Figure 3. (A) Reflection coefficients of the dual-frequency coil array measured at the resonant frequencies of 2H and 1H. (B) The power level of S-matrices is measured at the resonant frequencies of 2H and 1H. Reflection for each channel was below -14dB at the 2H resonant frequency and below -12dB at the 1H resonant frequency. Coupling among channels at both frequencies was lower than -11dB.
Figure 4. (A) Calculated B1+ field maps of 9 slices near the center of coil elements at 1H resonant frequency. (B) B1+ field maps of representative slices (red-dotted boxes in (A)) at 1H resonant frequency. B1+ maps were calculated by using the method by Van de Moortele8,9. (C) An SSFSE image showing the representative slice of the B1+ field map in coronal orientation. (D) 9 SSFSE images at the same position as (A). (E) 2H CSI at the center of coil elements overlaid with 1H localizer.

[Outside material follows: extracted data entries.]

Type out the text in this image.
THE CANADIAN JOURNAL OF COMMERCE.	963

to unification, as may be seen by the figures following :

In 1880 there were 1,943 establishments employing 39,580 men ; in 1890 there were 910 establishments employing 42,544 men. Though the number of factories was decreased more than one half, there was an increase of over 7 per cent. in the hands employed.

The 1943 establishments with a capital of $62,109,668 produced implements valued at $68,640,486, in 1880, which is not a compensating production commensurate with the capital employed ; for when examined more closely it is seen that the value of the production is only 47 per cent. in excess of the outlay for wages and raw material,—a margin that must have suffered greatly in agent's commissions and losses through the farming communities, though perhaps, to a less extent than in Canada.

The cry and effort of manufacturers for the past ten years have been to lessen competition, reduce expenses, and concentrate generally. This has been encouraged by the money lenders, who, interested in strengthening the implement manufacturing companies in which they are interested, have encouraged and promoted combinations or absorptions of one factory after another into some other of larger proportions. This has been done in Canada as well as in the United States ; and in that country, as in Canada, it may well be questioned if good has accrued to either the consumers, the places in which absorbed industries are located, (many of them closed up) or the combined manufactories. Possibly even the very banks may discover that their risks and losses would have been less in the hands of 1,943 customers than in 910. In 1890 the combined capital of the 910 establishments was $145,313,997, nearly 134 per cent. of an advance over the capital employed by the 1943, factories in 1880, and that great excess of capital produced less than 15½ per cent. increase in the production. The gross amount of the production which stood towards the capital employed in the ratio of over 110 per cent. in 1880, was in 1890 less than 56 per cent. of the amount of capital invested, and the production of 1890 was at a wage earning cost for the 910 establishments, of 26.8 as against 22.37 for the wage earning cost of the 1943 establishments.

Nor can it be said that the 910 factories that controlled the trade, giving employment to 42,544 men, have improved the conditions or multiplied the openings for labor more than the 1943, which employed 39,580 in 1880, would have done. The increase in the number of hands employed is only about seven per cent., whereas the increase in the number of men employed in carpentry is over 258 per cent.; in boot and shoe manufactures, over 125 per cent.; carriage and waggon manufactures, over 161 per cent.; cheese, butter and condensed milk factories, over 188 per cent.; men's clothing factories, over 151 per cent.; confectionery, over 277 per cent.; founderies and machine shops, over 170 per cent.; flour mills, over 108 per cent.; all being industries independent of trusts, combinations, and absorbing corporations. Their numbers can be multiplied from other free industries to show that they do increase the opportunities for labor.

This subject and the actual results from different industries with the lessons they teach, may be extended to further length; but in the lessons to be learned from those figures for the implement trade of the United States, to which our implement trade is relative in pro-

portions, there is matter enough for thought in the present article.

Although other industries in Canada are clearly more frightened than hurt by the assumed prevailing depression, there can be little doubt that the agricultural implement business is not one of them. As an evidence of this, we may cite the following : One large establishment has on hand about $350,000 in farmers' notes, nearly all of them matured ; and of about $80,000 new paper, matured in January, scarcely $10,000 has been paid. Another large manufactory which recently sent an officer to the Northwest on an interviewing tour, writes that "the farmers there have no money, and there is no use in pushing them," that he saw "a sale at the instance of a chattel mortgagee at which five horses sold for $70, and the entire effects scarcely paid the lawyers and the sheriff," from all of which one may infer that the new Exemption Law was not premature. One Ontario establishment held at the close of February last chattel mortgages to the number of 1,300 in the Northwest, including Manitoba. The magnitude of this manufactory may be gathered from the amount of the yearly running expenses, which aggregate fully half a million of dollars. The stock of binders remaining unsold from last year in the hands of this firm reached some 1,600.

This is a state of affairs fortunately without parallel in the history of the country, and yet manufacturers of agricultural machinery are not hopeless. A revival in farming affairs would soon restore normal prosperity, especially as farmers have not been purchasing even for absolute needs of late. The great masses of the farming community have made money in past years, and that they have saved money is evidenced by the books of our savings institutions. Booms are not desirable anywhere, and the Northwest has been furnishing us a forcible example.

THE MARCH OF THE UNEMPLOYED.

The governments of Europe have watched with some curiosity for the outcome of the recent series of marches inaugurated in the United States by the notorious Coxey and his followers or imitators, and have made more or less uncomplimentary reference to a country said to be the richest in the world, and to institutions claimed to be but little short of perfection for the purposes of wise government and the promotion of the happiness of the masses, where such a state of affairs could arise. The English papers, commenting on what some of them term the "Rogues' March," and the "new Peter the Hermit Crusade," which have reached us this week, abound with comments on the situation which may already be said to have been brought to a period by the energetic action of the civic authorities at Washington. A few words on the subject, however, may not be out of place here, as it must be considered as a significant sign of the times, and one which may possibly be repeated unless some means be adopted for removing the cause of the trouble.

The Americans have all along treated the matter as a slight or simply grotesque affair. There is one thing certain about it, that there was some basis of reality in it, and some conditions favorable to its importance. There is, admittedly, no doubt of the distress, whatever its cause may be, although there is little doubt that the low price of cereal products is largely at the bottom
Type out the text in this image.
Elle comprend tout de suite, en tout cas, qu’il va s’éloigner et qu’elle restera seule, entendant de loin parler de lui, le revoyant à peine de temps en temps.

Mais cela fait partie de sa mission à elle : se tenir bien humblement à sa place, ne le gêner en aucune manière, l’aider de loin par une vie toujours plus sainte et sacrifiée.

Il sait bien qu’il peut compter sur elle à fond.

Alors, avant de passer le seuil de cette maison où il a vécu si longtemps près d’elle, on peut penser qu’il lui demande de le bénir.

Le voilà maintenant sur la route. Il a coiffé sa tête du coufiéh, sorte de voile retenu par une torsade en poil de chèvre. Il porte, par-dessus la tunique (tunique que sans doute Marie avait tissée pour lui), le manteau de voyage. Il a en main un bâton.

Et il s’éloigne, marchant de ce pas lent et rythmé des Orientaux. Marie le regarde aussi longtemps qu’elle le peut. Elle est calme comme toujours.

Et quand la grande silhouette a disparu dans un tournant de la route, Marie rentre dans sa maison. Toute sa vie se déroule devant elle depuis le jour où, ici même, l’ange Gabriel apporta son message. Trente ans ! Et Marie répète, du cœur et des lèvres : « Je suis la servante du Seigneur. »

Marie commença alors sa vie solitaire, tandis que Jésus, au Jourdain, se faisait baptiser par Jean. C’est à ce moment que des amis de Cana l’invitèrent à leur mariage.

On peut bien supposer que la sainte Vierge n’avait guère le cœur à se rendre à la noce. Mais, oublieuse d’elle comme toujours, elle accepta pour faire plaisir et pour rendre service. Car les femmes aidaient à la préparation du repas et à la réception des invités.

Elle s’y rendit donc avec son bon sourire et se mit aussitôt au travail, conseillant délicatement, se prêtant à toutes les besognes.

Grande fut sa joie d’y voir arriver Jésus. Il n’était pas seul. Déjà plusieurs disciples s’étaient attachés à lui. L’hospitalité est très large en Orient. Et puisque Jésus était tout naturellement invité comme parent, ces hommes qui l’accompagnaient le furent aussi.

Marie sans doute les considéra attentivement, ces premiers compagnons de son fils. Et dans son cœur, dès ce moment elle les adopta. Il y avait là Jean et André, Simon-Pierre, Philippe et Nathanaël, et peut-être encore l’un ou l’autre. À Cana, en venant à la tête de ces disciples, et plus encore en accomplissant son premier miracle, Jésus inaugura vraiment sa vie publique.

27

Figure 5. The combined 2H B1+ estimation using the sinusoidal curve-fitting method. Each channel showed similar reference voltage at the 90-degree flip angle. Phase-corrected spectrum at the peak voltage of each channel represented a decent signal-to-noise ratio. Channel 1 (highlighted with a red-dotted ellipse) had low signal intensity, which needs further investigations and modifications.